The other dedications on Helsinki Songs include “Birthday Song,” which Seim wrote for Eilertsen. “For his 40th birthday, I got Mats a nice bottle of champagne and a Moleskine notebook for composing,” the saxophonist explains. “In that notebook, I wrote four melody notes and a chord – ‘here’s something to get you started,’ I said. Very early the next morning, after our celebrations, I came home a bit drunk and sat down at the piano, playing those four notes and the chord. I ended up ‘stealing’ them to write the rest of ‘Birthday Song’ before I went to sleep.
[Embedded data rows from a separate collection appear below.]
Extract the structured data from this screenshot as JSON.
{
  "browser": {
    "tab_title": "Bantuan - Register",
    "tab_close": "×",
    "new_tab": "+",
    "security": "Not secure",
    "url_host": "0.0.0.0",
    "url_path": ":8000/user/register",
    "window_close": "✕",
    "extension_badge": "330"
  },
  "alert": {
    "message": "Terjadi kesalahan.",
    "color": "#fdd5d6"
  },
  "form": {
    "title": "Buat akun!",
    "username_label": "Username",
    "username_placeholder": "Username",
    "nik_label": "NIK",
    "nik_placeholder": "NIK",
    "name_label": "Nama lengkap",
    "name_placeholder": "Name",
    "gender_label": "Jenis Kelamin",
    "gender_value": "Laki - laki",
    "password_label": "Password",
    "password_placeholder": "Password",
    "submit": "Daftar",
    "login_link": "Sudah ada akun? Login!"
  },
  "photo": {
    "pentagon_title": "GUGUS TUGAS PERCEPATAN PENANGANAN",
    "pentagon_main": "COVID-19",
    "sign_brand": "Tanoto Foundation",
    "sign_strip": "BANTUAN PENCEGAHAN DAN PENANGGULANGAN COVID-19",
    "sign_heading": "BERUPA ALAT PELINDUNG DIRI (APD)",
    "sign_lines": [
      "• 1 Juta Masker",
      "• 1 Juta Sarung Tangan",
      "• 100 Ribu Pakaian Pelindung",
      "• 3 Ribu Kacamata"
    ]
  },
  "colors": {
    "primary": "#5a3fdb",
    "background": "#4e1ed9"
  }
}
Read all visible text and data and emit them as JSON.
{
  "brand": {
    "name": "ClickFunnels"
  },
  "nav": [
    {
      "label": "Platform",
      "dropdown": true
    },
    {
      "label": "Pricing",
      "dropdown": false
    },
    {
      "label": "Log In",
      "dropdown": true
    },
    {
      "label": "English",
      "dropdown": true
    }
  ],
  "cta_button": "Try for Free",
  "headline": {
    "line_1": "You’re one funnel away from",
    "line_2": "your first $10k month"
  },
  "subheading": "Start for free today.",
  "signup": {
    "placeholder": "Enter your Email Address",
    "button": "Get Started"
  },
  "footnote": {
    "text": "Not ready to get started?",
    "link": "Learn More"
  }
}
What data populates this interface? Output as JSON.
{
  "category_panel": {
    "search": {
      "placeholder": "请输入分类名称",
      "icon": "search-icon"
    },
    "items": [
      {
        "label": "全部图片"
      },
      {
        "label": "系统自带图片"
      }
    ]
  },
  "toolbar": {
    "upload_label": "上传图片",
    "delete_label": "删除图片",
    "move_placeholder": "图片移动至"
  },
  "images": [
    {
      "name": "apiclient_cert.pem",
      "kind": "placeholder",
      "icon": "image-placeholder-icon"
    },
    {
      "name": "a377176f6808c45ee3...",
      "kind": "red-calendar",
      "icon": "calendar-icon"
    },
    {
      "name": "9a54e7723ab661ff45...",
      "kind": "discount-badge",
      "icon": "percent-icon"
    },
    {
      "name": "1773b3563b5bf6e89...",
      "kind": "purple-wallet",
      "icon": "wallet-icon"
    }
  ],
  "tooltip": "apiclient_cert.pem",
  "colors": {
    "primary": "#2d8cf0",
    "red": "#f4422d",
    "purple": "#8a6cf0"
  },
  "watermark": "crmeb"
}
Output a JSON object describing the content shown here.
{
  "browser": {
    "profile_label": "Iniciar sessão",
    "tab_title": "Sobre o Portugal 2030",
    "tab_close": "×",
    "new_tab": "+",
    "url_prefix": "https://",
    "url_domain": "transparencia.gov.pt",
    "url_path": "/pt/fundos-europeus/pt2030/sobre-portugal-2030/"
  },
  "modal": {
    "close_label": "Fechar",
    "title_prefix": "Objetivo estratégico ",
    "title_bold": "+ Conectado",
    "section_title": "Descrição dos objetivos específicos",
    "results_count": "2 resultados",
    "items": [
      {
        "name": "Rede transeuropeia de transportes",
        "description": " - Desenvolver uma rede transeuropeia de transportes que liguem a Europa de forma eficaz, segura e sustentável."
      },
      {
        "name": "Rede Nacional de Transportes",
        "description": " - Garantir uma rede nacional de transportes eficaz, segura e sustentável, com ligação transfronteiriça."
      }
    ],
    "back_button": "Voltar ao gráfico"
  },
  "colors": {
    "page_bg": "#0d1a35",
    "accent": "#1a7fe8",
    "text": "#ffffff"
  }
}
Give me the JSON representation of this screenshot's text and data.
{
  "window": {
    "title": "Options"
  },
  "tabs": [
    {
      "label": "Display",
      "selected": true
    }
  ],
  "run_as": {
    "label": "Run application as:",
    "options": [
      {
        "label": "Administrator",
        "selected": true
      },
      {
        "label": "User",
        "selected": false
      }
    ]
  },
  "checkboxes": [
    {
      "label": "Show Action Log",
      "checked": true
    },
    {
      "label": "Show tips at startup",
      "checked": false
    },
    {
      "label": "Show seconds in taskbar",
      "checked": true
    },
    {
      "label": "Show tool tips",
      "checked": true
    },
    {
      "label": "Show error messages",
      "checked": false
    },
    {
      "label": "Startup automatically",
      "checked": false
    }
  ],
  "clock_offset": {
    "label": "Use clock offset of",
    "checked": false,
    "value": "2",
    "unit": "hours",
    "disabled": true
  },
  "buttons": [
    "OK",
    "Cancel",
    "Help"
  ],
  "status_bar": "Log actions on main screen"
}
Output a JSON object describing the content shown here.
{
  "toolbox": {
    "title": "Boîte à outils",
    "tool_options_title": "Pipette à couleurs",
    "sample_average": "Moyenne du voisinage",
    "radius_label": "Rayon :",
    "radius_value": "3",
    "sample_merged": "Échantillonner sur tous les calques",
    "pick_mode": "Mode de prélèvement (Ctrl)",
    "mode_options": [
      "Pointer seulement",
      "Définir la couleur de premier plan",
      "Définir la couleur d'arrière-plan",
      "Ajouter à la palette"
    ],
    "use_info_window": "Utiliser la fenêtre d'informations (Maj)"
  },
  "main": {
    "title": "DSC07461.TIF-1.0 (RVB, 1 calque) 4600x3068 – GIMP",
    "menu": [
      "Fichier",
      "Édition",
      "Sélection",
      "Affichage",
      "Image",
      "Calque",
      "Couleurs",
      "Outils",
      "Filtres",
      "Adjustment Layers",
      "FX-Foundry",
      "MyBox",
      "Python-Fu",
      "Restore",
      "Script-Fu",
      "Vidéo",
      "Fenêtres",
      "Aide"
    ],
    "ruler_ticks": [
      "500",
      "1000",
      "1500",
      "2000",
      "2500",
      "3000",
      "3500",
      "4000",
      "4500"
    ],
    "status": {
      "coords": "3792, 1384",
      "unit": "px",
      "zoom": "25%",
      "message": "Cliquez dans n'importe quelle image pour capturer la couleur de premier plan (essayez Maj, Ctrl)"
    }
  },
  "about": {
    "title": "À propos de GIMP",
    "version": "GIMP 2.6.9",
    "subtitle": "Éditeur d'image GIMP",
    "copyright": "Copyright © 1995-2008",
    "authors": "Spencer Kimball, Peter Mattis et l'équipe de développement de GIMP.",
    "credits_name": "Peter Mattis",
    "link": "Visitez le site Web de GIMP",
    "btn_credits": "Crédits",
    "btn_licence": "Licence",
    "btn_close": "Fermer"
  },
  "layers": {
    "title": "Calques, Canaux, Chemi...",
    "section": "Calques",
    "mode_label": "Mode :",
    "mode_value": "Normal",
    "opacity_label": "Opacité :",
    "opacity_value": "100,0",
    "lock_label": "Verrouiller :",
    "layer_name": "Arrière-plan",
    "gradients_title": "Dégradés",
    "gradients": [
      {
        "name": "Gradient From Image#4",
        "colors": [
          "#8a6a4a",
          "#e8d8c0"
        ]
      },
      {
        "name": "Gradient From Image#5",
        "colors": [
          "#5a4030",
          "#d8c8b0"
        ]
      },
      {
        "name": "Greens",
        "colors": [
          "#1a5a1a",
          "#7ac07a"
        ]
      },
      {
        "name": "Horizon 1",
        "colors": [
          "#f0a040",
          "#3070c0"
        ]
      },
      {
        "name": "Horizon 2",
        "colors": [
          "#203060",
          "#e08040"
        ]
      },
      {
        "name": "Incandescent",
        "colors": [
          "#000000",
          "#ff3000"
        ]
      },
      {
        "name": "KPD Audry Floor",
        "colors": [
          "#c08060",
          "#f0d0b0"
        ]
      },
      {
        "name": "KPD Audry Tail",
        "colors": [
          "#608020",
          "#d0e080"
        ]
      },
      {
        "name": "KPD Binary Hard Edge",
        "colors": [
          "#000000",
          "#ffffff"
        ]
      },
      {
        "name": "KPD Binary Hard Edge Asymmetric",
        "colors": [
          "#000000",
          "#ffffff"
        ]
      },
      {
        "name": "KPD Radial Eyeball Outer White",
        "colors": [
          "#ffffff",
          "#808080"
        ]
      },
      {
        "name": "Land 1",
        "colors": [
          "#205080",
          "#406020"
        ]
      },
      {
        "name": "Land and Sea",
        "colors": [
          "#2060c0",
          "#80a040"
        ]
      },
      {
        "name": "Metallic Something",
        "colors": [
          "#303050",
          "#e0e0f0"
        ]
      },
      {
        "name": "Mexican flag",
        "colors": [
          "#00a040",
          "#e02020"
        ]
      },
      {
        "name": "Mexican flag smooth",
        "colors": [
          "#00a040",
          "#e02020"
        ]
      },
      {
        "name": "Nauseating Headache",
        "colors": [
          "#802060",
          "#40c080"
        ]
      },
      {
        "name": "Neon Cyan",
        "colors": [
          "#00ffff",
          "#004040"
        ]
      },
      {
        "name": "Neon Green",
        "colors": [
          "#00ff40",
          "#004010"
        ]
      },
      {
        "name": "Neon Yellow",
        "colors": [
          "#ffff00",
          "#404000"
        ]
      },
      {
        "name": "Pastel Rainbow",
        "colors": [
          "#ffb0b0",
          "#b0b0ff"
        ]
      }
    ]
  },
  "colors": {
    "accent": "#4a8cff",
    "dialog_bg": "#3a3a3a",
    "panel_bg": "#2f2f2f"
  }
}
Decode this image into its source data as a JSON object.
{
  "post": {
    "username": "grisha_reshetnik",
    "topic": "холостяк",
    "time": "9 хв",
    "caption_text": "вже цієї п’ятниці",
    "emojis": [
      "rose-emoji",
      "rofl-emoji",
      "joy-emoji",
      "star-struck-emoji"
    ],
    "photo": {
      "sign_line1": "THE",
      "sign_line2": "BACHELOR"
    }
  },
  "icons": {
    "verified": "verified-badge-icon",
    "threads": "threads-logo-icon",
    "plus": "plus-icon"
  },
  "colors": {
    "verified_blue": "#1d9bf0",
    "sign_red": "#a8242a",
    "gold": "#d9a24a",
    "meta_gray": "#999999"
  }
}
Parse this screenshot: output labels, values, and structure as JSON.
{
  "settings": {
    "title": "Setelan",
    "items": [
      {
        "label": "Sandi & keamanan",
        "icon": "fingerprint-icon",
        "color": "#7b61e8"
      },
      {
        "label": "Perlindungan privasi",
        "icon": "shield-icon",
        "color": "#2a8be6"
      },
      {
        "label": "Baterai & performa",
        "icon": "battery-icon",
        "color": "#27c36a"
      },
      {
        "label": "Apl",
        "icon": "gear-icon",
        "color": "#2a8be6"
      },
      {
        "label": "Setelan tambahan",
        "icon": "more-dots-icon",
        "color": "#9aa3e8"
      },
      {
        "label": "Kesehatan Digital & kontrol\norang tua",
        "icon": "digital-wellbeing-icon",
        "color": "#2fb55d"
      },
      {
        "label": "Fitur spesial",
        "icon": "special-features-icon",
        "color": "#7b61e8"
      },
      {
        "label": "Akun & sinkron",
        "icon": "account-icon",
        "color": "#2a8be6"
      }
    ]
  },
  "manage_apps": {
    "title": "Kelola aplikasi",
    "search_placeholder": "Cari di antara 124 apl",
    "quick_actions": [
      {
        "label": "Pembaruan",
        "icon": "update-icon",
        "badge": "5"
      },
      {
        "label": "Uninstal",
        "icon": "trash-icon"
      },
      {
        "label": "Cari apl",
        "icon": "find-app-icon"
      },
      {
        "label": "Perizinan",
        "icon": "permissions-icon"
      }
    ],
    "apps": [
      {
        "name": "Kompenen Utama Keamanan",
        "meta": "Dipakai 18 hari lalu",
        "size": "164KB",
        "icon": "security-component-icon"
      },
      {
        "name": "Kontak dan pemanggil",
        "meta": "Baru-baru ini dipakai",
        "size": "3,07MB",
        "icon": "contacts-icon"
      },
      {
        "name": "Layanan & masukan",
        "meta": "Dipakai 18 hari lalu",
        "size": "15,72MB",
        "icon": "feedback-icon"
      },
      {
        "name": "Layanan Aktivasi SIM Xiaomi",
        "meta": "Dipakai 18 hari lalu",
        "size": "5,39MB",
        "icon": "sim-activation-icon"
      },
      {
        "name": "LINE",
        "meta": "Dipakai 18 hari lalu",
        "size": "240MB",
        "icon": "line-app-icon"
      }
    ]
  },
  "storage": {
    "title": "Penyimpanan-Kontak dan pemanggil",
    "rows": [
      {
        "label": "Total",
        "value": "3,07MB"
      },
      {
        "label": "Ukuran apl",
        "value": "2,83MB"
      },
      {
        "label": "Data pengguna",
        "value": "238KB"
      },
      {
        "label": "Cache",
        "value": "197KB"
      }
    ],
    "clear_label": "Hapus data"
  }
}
The piece has some longing in it, like your 40th birthday can have.” Seim wrote the sweet-toned album opener “Sol’s Song” for his 7-year-old daughter and the Baroque-referencing “Ciaccona per Embrik” for his 9-year-old son, “although I actually wrote that tune when I first found out that I was going to be a father – when I felt emotions that were both fantastic and frightening, those feelings of a first-time parent.”
 
The melancholy “Katya’s Dream” was inspired by Seim’s viewing of Coco and Igor, a film about Stravinsky’s early years in Paris and his supposed relationship with Coco Chanel. Katya is the famed composer’s long-suffering first wife, who sacrificed her artistic dreams for those of her husband. When Seim first wrote “Morning Song,” the pianist Andreas Utnem noted hints in its opening to Jimmy Webb’s ballad “The Moon Is a Harsh Mistress.” Seim didn’t know that song as a Webb composition, having assumed it was an original by singer Radka Toneff, whose cover was iconic in Norway. Subsequently delving into Webb’s music, Seim became a fan of the American hitmaker – and gave a new coda to “Morning Song” directly inspired by Webb. The album’s closing piece, “Yes, Please Both” manages to reference both a Winnie the Pooh phrase in the title and Ornette Coleman in the sound of the music (with the piano laying out in the introduction, à la Coleman’s classic recordings). Seim explains: “I’ve always been drawn to both free playing as inspired by people like Ornette and this other desire to play simpler, more melodic music.”
 
Reflecting on his influences, Seim says: “When I was a young boy, my father got me a saxophone, but I was more interested in soccer. Then we went on a long car drive, and he played Jan Garbarek’s ECM album Eventyr. I was so touched by it, just by the sound of Garbarek’s saxophone, that I really became interested in the instrument. Even now, that impression never leaves me. It’s something about the special way he produces his tone, but also the fact that while most players are concerned with how many notes they can play, Garbarek is always telling a story on the saxophone. Ever since, I’ve always been drawn to musicians who tell a story through their instruments. And that’s what I hope to do.”